The security issues for OpenClaw are not just limited to businesses; even normal users have to look at OpenClaw’s security seriously.
Therefore, NemoClaw will likely evolve into a product that even normal users can use to secure their installations, not just businesses. This will make it possible for people to comfortably run OpenClaw on their personal computers without the need to purchase another computer to prevent harm to their main computer.
Conclusion
The fact that an agentic tool like OpenClaw needs guardrails to prevent it from executing dangerous commands is not debatable.
We have seen numerous supply chain attacks recently, like the one with LiteLLM, to convince everyone that they can't afford to run an agent without restrictions.
The only question is if NemoClaw will be the tool that we all use to secure those OpenClaw installations. That remains to be seen as the tool is developed further and enters a stable release.
To learn more about working with AI tools, I recommend checking out our guide to the best free AI tools. For broader AI coding skills, try our AI-Assisted Coding for Developers course to develop the skills that make AI assistants more reliable partners in your development workflow.
You can also discover how to build AI-powered applications using LLMs, prompts, chains, and agents in LangChain from our Developing LLM Applications with LangChain course.
NemoClaw FAQs
What is NemoClaw, and how does it relate to OpenClaw?
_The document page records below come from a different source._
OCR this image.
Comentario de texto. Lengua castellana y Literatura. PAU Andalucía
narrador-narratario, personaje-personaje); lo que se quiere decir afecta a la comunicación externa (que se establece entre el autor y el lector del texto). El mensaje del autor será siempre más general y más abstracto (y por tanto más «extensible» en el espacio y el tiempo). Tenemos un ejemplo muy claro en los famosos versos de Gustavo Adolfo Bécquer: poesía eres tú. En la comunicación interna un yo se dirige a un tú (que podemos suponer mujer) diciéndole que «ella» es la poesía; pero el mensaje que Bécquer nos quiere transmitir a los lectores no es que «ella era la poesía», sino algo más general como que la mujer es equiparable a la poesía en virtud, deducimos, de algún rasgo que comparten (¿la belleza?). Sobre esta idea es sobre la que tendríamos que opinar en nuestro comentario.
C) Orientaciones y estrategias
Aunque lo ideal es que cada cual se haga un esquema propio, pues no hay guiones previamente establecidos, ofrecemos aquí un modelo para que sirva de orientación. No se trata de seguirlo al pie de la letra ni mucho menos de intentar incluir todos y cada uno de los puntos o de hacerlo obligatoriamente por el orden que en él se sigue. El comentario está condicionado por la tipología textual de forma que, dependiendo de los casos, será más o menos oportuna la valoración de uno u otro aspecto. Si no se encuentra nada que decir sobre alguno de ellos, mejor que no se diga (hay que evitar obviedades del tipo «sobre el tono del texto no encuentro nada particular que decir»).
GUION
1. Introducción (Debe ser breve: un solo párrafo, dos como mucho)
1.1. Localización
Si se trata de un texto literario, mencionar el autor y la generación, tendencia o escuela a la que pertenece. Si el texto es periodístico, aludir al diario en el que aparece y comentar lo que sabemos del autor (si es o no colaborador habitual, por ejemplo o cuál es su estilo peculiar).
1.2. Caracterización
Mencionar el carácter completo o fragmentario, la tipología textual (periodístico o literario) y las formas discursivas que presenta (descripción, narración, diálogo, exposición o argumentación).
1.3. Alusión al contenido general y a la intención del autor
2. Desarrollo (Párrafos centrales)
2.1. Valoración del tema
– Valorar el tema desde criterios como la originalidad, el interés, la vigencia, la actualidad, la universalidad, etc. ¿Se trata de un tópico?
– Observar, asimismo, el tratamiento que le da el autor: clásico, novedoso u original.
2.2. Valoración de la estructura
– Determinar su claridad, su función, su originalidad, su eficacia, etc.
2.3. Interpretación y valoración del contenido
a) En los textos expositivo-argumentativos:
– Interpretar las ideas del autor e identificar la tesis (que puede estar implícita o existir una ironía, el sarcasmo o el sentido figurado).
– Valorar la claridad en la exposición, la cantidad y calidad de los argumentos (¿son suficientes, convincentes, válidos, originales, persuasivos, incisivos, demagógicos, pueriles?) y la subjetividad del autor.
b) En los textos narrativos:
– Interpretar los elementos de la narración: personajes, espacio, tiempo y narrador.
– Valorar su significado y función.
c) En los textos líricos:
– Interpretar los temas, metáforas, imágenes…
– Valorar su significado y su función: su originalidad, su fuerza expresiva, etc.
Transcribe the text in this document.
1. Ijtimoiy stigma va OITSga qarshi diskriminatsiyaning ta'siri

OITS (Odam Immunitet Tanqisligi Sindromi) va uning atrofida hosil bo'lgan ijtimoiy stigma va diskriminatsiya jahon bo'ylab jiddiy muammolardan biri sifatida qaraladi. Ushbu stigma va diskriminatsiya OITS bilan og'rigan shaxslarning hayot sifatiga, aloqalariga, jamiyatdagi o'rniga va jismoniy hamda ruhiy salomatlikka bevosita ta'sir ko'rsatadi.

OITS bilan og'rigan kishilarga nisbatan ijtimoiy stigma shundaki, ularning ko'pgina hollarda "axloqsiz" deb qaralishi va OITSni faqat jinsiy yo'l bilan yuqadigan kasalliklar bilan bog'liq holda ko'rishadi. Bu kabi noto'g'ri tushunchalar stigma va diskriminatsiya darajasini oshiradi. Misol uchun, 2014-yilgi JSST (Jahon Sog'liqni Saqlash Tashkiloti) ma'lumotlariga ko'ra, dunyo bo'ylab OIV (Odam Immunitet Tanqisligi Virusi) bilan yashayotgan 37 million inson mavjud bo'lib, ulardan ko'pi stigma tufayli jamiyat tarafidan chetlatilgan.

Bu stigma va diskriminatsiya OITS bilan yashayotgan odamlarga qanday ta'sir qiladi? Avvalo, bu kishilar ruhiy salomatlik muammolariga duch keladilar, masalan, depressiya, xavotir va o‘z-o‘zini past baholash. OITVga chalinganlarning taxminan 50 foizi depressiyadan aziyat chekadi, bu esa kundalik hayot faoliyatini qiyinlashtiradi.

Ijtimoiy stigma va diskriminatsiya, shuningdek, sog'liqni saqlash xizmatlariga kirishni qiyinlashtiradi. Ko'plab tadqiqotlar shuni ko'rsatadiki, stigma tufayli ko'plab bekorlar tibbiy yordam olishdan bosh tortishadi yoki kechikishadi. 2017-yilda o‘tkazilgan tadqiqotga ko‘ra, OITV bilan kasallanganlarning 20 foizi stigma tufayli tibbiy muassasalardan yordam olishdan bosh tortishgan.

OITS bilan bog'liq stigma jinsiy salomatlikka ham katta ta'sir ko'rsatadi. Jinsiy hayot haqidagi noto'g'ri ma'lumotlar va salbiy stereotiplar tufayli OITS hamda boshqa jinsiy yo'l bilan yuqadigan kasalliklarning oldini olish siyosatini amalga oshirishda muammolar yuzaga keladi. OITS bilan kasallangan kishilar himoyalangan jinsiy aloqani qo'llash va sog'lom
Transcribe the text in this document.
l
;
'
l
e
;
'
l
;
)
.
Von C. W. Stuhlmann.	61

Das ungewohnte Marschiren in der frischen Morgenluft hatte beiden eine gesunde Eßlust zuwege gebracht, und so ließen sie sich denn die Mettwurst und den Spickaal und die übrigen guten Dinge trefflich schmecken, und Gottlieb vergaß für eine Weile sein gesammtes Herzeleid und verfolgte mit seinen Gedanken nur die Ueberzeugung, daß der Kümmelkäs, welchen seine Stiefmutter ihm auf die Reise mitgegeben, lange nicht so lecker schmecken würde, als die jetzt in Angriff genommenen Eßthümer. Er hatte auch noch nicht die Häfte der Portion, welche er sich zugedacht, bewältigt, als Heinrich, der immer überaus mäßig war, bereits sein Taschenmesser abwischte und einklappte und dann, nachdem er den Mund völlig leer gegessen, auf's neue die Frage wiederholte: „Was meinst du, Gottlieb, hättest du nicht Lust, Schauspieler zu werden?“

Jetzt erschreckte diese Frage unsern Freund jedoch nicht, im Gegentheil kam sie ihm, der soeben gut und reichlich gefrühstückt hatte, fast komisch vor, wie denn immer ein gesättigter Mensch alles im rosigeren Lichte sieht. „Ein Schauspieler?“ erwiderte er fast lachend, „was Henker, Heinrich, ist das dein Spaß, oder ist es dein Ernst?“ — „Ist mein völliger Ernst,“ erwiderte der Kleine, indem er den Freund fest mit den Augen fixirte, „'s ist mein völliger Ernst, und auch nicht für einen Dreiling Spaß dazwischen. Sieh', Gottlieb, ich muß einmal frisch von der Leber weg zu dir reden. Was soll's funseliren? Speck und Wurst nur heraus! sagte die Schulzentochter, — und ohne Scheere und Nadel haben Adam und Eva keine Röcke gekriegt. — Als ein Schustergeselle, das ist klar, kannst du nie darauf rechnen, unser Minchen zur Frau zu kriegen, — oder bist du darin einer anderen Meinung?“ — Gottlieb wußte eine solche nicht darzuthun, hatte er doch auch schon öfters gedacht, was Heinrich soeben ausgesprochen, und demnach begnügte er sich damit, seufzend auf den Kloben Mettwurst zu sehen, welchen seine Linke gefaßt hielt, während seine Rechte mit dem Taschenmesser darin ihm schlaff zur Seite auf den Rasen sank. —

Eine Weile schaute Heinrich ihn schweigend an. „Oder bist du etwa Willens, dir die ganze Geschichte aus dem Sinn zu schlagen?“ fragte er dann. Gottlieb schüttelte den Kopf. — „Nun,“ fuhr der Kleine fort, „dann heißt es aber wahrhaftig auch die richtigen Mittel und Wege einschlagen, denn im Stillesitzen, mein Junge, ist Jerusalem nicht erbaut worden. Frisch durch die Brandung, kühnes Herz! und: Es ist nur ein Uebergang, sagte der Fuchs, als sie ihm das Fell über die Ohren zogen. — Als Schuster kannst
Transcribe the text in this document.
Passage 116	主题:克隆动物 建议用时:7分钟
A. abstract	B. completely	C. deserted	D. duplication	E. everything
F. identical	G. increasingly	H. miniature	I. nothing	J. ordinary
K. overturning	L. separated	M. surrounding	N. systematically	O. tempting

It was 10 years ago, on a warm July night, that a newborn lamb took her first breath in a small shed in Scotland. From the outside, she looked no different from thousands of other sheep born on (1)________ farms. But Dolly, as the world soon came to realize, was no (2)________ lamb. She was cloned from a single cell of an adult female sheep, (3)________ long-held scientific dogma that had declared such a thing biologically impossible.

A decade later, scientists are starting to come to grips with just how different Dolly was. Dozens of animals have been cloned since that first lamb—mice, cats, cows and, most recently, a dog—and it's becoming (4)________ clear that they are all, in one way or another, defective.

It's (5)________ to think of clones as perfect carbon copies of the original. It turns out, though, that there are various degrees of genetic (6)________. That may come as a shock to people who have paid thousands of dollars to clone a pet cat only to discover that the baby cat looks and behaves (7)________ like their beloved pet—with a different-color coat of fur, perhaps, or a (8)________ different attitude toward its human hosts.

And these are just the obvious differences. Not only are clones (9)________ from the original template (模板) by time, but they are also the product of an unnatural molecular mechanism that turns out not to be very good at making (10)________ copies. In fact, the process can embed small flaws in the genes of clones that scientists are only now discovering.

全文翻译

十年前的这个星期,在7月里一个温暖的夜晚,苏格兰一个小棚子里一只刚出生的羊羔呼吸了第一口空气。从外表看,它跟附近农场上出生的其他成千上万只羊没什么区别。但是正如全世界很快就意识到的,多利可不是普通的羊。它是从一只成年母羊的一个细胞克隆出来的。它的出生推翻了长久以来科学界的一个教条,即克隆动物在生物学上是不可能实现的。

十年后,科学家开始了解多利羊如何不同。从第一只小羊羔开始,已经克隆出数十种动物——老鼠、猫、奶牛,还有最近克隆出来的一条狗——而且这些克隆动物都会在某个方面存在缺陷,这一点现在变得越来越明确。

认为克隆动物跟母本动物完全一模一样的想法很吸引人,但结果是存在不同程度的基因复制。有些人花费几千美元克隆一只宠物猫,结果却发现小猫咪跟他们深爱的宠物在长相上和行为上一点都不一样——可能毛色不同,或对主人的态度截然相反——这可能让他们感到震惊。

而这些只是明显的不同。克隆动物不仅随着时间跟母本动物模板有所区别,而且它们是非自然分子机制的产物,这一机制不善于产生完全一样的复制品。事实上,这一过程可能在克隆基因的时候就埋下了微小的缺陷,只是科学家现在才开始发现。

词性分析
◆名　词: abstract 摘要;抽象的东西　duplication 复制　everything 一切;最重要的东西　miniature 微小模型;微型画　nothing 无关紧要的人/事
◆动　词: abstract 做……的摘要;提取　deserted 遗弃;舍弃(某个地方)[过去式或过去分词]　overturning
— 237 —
NemoClaw is NVIDIA's open-source security and governance layer built on top of OpenClaw. It does not replace OpenClaw but makes OpenClaw more secure.
Does NemoClaw require NVIDIA hardware to run?
No. NemoClaw can run on any dedicated platform, including RTX PCs, DGX Station, and DGX Spark systems.
How does NemoClaw handle security at the agent level?
Policy enforcement runs out-of-process; it executes outside the agent's address space, in a separate process that the agent cannot access, modify, or terminate. This means a compromised agent cannot override its own security controls.
What models does NemoClaw support?
NemoClaw lets you run open-source models like NVIDIA NeMoTron locally on your dedicated system.
Is NemoClaw ready for production use?
Not yet. NemoClaw is available in early preview starting March 16, 2026. This software is not production-ready. Interfaces, APIs, and behavior may change without notice as the project evolves.